Un contrôle est réalisé auprès de la personne responsable de la mise sur le marché des produits cosmétiques, autrement dit, la personne détentrice du dossier d’information sur le produit (DIP). L’Autorité nationale compétente (des États membres où le produit est mis à disposition ou l’État ou le DIP est tenu à disposition) peut demander aux personnes responsables de fournir toutes les informations nécessaires pour démontrer la conformité des aspects spécifiques du produit.
Si la personne responsable ne détient pas le DIP, cela correspond à une infraction au Règlement de 2009.

L’article 5 du Règlement prévoit les actions de la personne responsable en cas de contrôle : prendre les mesures correctives pour le mettre en conformité, le retirer ou le rappeler ; informer les autorités nationales compétentes ; coopérer avec ces autorités.
L’article 25 du Règlement prévoit quant à lui les exigences des autorités compétentes auprès de la personne responsable.

Si la non-conformité est constatée, les autorités peuvent exiger des mesures appropriées telles que la mise en conformité du produit, le retrait ou le rappel du produit.

Exemple français : Le 8 février 2017, cinq arrêtés préfectoraux ont entraîné la fermeture d’un établissement pour non-respect des bonnes pratiques de fabrication et le retrait, le rappel ou la suspension de commercialisation de produits contenant des substances interdites.
Les saisies ont porté presque exclusivement sur des produits de blanchiment de la peau contenant des substances interdites.

Chine :

Le nouveau Règlement prévoit un éventail de sanctions pas large si un déclarant ou notifiant étranger ne respecte pas le règlement.
L’agent responsable national s’expose également à des sanctions plus graves.
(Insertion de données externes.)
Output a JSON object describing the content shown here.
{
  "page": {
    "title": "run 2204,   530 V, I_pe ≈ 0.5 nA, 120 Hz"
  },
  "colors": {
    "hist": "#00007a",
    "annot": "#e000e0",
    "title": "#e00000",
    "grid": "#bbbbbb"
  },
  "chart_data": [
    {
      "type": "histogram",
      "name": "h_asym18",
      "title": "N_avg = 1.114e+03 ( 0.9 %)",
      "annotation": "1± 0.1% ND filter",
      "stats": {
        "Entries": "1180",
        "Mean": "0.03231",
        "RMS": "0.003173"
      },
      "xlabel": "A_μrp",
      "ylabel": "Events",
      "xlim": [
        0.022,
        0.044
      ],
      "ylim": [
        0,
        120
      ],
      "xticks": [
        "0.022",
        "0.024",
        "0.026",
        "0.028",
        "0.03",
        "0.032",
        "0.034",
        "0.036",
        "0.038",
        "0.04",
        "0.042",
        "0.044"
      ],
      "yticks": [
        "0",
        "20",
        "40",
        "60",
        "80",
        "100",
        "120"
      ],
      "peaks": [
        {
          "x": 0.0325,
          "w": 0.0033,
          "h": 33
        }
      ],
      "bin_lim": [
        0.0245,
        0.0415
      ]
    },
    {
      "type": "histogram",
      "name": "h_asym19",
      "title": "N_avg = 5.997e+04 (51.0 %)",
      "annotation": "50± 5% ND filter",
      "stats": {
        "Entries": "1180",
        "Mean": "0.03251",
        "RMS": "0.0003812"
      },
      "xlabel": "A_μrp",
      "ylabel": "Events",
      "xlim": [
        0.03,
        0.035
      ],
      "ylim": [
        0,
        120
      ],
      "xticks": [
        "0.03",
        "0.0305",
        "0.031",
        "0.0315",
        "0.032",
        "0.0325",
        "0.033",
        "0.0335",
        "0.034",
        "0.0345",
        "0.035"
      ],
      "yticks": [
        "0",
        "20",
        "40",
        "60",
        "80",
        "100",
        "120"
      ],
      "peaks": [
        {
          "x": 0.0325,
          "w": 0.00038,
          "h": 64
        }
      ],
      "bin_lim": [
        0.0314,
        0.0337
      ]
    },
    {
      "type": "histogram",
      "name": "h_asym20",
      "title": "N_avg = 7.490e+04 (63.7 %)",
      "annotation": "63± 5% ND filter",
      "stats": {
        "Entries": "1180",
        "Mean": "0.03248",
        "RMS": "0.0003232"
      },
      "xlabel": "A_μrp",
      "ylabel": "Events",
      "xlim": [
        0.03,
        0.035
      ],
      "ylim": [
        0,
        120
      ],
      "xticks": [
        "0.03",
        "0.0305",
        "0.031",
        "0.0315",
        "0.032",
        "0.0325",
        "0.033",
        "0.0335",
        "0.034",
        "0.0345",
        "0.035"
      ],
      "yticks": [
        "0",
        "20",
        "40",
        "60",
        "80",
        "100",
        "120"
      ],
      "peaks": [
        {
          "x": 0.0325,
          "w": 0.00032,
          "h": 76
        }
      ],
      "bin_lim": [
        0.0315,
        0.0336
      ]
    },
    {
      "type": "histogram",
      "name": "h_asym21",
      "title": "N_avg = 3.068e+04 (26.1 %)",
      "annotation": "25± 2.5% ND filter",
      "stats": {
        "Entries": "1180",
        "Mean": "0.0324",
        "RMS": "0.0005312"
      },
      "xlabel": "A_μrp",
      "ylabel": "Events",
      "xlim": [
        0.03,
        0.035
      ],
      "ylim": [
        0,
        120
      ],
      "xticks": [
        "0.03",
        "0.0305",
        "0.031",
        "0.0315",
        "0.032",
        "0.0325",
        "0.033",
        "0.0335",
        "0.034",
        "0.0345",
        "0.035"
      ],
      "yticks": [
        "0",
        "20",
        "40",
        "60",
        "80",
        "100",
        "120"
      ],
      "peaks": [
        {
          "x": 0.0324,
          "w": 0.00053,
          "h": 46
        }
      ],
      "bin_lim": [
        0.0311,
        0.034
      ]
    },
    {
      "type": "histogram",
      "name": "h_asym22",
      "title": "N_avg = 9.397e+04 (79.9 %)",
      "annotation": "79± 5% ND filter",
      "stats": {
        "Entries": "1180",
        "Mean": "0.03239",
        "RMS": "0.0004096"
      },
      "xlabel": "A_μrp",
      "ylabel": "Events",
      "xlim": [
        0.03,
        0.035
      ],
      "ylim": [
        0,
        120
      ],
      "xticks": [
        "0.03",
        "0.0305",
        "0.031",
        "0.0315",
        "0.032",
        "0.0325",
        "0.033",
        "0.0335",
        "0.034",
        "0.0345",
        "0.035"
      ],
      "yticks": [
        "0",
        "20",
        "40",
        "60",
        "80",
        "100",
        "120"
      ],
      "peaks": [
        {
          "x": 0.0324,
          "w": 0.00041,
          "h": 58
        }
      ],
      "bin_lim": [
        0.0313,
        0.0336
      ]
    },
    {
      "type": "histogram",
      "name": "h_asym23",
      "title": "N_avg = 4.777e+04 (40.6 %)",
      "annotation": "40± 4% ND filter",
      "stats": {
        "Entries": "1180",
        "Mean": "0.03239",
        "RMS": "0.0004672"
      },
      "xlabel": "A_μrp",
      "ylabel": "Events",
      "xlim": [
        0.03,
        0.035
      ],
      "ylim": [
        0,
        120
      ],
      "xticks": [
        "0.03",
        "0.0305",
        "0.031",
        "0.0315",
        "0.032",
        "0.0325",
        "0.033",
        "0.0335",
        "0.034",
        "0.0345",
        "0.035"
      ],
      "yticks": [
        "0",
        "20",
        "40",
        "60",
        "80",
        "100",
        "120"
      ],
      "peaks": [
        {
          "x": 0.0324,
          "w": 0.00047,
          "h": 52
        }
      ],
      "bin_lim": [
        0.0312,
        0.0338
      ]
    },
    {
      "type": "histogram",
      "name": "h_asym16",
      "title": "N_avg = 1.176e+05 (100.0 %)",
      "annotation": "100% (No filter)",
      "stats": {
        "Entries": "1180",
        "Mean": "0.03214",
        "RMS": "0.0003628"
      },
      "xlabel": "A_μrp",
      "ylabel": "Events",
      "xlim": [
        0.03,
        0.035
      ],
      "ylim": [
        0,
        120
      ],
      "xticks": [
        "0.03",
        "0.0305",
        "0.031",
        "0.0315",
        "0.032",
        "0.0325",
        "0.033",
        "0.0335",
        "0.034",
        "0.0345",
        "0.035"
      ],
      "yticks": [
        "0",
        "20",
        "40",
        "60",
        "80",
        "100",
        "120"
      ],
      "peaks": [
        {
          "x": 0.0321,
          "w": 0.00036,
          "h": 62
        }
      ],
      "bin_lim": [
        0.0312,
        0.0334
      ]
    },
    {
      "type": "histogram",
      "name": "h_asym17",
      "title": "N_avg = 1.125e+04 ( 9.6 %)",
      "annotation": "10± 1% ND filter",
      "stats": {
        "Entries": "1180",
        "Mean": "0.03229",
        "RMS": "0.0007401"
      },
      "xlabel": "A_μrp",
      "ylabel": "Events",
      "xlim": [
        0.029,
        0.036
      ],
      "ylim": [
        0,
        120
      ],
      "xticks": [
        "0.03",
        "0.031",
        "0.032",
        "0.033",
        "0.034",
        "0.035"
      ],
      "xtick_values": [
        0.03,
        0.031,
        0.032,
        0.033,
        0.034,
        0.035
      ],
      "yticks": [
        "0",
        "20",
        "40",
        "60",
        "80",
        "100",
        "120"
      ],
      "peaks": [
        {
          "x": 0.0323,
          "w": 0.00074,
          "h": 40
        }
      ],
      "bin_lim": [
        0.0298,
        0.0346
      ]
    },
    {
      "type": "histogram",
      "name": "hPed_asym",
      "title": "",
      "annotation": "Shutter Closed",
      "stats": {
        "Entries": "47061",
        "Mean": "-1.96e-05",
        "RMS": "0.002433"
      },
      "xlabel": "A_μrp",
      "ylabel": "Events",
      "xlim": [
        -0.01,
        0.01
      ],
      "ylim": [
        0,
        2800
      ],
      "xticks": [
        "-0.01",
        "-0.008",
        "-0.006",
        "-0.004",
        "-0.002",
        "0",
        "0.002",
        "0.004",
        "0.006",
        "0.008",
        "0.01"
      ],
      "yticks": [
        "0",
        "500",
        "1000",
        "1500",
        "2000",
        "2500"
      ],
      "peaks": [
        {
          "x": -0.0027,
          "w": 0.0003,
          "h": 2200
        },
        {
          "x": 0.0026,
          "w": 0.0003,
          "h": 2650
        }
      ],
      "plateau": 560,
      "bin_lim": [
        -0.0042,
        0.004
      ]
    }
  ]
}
En effet, les notifiants/déclarants étrangers peuvent voir leurs produits cosmétiques interdits d’importation pour une période pouvant aller jusqu’à 10 ans (Article 70).
Cet article prévoit également que l’agent responsable national peut être soumis à des pénalités telles que des actions correctives, des amendes pouvant aller jusqu’à 0,5 million de RMB, ou l’exclusion pour cinq ans de toute activité dans le domaine des cosmétiques

Le nouveau Règlement prévoit également que la NMPA peut contrôler davantage les fabricants de cosmétiques problématiques. Elle peut émettre des avertissements de sécurité à l’intention du public, ordonner des rappels de produits obligatoires, examiner et copier la documentation pertinente, mettre sous scellés, saisir des cosmétiques et des ingrédients potentiellement dangereux, et fermer des sites de production ou de distribution impliqués dans des activités illégales.

Le nouveau Règlement chinois prévoit des sanctions similaires à celui européen en cas de non-conformité : retirer le produit du marché, rappeler le produit cosmétique.
Sa récente entrée en vigueur ne permet pas encore de déterminer l’application des sanctions en pratique. Il semble toutefois que la proportionnalité des sanctions soit plus sévère que celles européennes (montant des amendes…).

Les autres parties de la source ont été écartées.